In this project will conduct a temporary seismic experiment in Bhutan. Two densely spaced profiles across the orogen will allow us to produce the first, direct and high quality images of the structure of the lithosphere in the Eastern Himalayas, as well as give an insight into lateral variations along the mountain belt. Together with further stations that we will deploy throughout the country, our network will provide reliable information on seismicity in Bhutan and establish the first seismic velocity model of the crust. Furthermore, we will apply ambient noise tomography to map the physical properties of the lithosphere.
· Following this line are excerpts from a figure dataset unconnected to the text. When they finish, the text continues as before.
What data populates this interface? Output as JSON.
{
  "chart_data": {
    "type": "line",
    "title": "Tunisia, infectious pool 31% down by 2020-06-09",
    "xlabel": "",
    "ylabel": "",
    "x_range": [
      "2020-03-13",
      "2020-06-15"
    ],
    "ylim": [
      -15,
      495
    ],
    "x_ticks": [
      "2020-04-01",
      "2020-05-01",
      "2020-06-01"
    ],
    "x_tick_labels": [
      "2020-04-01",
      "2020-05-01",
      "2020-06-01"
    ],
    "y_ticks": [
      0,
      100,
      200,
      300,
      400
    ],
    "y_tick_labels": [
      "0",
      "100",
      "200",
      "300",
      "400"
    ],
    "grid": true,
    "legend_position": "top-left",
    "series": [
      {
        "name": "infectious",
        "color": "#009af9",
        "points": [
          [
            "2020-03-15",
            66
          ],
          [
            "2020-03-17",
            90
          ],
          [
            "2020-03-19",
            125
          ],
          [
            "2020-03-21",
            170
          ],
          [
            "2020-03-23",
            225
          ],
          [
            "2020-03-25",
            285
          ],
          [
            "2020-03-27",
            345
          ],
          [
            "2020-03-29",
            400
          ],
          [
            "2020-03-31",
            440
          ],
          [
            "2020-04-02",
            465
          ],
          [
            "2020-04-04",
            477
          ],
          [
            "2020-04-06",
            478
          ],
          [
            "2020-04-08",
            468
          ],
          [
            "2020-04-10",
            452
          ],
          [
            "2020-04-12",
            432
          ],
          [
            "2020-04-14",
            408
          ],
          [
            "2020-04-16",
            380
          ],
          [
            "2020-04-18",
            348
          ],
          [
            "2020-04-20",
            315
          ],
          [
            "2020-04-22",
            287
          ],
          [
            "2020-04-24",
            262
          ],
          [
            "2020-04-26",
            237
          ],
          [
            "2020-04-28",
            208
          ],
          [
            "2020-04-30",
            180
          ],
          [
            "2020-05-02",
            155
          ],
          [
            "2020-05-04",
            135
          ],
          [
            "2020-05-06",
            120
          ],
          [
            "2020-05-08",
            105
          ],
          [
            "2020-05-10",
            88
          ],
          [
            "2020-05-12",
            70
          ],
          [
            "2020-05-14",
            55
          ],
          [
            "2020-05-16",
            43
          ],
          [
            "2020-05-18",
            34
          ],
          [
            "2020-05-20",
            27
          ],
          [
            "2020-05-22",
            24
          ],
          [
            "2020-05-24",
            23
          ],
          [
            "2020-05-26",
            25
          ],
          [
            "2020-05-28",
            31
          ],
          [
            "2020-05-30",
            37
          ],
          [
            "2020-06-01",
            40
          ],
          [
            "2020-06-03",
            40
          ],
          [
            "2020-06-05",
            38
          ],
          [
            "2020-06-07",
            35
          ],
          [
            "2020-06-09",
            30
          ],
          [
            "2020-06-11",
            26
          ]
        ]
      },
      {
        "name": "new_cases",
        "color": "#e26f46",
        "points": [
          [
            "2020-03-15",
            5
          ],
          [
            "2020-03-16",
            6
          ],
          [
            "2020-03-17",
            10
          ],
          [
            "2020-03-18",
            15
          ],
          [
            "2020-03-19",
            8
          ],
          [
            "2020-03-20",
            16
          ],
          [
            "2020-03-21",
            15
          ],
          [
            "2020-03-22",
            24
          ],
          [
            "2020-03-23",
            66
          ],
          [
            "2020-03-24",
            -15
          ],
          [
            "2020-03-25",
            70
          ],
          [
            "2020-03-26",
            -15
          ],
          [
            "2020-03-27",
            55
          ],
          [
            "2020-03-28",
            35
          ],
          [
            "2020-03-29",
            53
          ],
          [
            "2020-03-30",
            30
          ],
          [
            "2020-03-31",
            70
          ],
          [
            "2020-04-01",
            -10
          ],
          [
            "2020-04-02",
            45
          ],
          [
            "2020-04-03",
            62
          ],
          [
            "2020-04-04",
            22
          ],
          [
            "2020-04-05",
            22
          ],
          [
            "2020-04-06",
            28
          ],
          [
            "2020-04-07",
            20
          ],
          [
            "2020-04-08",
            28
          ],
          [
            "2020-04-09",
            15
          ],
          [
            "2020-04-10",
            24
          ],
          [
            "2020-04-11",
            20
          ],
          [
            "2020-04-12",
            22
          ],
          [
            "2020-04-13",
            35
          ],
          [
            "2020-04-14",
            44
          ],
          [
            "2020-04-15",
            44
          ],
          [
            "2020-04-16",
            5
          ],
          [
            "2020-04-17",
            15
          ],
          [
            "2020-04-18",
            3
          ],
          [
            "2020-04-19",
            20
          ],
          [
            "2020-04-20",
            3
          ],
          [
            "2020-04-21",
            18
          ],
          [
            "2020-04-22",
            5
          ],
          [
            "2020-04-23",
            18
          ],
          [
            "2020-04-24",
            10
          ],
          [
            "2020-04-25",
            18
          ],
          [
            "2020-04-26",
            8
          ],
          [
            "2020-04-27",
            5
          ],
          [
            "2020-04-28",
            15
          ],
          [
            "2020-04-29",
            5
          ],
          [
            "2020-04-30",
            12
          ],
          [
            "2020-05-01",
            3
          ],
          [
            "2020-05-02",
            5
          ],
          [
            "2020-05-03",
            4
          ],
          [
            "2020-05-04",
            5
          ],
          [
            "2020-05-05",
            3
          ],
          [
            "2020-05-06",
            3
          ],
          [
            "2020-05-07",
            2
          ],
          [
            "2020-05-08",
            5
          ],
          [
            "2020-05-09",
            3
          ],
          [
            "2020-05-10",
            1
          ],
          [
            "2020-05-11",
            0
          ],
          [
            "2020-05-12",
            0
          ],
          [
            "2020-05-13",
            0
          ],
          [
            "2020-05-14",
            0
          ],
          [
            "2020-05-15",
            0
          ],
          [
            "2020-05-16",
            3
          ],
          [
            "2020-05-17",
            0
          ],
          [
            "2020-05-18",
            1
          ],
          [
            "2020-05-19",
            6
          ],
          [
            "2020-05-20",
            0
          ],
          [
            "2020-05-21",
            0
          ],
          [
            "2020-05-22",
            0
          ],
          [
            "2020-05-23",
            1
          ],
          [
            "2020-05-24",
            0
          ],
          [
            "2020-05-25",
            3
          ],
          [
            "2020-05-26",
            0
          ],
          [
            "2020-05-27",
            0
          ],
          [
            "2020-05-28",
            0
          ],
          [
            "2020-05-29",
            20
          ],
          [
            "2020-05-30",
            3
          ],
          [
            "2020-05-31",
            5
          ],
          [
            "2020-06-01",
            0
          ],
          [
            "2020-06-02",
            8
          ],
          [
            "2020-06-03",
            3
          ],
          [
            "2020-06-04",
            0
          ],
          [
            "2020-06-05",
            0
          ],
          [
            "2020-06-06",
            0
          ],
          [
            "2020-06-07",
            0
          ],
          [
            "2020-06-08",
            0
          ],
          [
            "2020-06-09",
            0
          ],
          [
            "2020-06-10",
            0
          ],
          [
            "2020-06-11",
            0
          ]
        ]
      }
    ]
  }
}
The results will be interpreted jointly with gravity data (which we have already acquired) to build physical models of the Eastern Himalayas as well as to draw conclusions on its geodynamics. Especially, seismotectonic studies that we plan to conduct by comparing different segments of the Himalayas may shed light on the origin of the apparent seismic gap in Bhutan.
Augusto Gansser, “Geology Father of the Himalayas” and first geological mapmaker of Bhutan, has passed away earlier this year (2012), at the age of 101. We would like to dedicate this experiment to his memory.